La débâcle de notre démocratie directe
Empêcher la fraude de la récolte de signatures pour les initiatives et référendums au moyen de la récolte électronique, telle est la proposition d’un «pionnier de l’e-collecting», Daniel Graf, publiée le 19 septembre dans Le Courrier. Apparemment sa solution pourrait doper la récolte de signature, éviter un travail fastidieux et coûteux de vérification et renforcer la sécurité. Un beau programme de vendeur dit de «démocratie directe».
Pourtant cette solution n’affronte nullement le problème de l’attaque en règle des fondements de la stabilité de la Suisse, soit la rencontre de nos politiciens·nes devant les locaux de vote qui permet aux citoyens de les interpeller, débattre et être au contact de ces êtres humains. Quant à nos élus, les échanges avec une population aux profils divers les forment à mieux entendre et comprendre les soucis de celle-ci.

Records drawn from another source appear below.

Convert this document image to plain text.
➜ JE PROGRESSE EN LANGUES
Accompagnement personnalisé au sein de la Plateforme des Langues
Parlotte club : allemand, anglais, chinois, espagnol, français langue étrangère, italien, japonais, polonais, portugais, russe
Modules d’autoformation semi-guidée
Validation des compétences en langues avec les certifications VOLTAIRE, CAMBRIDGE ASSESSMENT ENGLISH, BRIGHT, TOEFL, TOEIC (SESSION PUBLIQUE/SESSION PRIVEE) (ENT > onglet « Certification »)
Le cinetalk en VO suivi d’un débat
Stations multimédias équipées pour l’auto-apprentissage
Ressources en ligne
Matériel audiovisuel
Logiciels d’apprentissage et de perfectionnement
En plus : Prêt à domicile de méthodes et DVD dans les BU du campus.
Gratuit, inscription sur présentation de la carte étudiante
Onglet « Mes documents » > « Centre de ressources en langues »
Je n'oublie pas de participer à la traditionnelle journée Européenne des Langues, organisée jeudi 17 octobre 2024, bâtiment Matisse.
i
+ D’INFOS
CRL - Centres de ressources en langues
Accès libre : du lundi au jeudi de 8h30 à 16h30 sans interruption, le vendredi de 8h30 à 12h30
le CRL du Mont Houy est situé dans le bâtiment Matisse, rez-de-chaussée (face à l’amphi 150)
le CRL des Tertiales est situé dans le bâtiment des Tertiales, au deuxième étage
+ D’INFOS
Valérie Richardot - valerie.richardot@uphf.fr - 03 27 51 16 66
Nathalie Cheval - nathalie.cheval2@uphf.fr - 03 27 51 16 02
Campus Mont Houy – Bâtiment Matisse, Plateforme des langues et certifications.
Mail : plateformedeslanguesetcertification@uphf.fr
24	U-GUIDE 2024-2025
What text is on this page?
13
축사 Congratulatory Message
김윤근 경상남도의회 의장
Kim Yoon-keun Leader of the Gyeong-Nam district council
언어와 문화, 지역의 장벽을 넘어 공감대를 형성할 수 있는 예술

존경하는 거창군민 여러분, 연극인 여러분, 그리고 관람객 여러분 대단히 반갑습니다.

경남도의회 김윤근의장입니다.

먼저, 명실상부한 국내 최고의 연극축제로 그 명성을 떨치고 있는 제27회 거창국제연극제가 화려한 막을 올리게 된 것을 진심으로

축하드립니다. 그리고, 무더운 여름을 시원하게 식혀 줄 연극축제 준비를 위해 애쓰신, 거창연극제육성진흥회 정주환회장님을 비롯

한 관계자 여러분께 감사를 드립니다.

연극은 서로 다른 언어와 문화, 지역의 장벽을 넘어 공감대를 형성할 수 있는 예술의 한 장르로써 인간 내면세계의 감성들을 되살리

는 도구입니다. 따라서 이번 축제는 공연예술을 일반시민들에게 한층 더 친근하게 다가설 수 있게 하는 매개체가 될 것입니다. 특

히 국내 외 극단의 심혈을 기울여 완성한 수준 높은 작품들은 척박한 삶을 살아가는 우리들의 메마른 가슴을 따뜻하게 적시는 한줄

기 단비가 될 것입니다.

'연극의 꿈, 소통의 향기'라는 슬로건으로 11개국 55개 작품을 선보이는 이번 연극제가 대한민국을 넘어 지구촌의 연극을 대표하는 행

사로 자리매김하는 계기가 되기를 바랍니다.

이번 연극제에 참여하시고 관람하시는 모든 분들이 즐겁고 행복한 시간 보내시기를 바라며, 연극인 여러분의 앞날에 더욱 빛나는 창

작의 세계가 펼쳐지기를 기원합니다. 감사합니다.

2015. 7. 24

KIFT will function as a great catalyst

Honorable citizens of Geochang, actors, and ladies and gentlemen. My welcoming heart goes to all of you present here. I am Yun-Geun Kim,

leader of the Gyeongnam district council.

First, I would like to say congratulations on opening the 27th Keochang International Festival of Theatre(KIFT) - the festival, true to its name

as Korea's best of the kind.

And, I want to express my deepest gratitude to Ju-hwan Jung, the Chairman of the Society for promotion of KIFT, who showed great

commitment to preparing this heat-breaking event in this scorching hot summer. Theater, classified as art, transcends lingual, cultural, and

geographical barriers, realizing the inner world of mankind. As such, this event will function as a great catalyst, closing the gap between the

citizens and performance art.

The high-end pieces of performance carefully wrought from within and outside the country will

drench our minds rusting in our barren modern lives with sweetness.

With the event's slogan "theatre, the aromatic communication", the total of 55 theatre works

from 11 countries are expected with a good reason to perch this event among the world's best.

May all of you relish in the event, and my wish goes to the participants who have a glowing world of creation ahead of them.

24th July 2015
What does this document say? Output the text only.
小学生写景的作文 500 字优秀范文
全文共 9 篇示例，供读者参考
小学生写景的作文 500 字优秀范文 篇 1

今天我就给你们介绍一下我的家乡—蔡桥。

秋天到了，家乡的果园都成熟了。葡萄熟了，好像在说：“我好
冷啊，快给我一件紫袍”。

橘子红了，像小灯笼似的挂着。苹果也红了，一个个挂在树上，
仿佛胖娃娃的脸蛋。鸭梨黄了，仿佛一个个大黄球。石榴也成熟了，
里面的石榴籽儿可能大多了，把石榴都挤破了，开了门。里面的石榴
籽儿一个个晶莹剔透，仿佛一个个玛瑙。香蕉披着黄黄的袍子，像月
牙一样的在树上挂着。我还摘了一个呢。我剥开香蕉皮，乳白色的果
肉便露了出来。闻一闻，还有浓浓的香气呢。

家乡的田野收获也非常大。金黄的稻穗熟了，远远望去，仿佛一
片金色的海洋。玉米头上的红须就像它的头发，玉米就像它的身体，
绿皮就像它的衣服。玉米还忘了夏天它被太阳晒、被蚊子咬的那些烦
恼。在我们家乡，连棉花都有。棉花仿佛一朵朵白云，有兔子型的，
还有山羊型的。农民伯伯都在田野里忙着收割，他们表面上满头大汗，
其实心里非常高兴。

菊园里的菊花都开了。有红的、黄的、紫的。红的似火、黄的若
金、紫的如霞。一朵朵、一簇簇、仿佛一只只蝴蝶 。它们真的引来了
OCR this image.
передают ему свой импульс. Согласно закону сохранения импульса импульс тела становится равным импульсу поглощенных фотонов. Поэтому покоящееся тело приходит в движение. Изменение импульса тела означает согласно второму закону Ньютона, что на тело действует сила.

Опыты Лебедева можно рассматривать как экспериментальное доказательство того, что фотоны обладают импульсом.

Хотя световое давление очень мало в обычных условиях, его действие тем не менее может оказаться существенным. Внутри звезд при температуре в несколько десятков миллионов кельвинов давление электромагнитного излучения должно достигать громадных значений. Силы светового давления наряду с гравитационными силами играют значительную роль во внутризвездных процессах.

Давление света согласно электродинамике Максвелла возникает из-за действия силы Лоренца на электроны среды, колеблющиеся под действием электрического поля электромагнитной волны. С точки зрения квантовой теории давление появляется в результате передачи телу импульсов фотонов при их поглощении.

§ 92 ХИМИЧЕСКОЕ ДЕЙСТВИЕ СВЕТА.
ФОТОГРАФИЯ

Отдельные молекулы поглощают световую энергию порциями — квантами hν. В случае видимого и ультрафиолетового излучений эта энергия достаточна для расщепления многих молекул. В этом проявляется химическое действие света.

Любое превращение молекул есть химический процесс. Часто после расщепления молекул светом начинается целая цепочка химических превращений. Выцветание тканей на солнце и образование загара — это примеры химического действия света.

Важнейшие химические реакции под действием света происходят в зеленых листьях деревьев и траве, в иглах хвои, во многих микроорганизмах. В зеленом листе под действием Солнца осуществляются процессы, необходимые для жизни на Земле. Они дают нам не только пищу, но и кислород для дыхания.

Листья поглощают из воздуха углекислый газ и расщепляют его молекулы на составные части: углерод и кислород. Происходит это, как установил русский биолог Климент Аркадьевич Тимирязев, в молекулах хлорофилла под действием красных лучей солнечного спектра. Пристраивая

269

De plus, cette mise à distance numérique (voir médiatique) participe à l’isolement de l’individu et l’éloigne du débat formateur de consensus et d’apaisement politique, les Etats-Unis en sont un très bon exemple.
Finalement, au lieu d’interdire simplement la récolte rémunérée de signatures permettant à certains partis ou associations de ne pas faire le travail de terrain et de démontrer par le succès ou l’insuccès de la récolte leur capacité à mobiliser ou non, le fondateur d’un miroir aux alouettes «pour la démocratie directe» aboutit au raisonnement – ô combien rémunérateur! –pour les GAFA et les informaticiens: la récolte des signatures dans la rue est coûteuse, il faut passer par e-collecting!
Bref, passer d’un risque systémique avéré à un autre bien pire, sans oublier les risques d’espionnage, synonyme de débâcle de notre démocratie directe.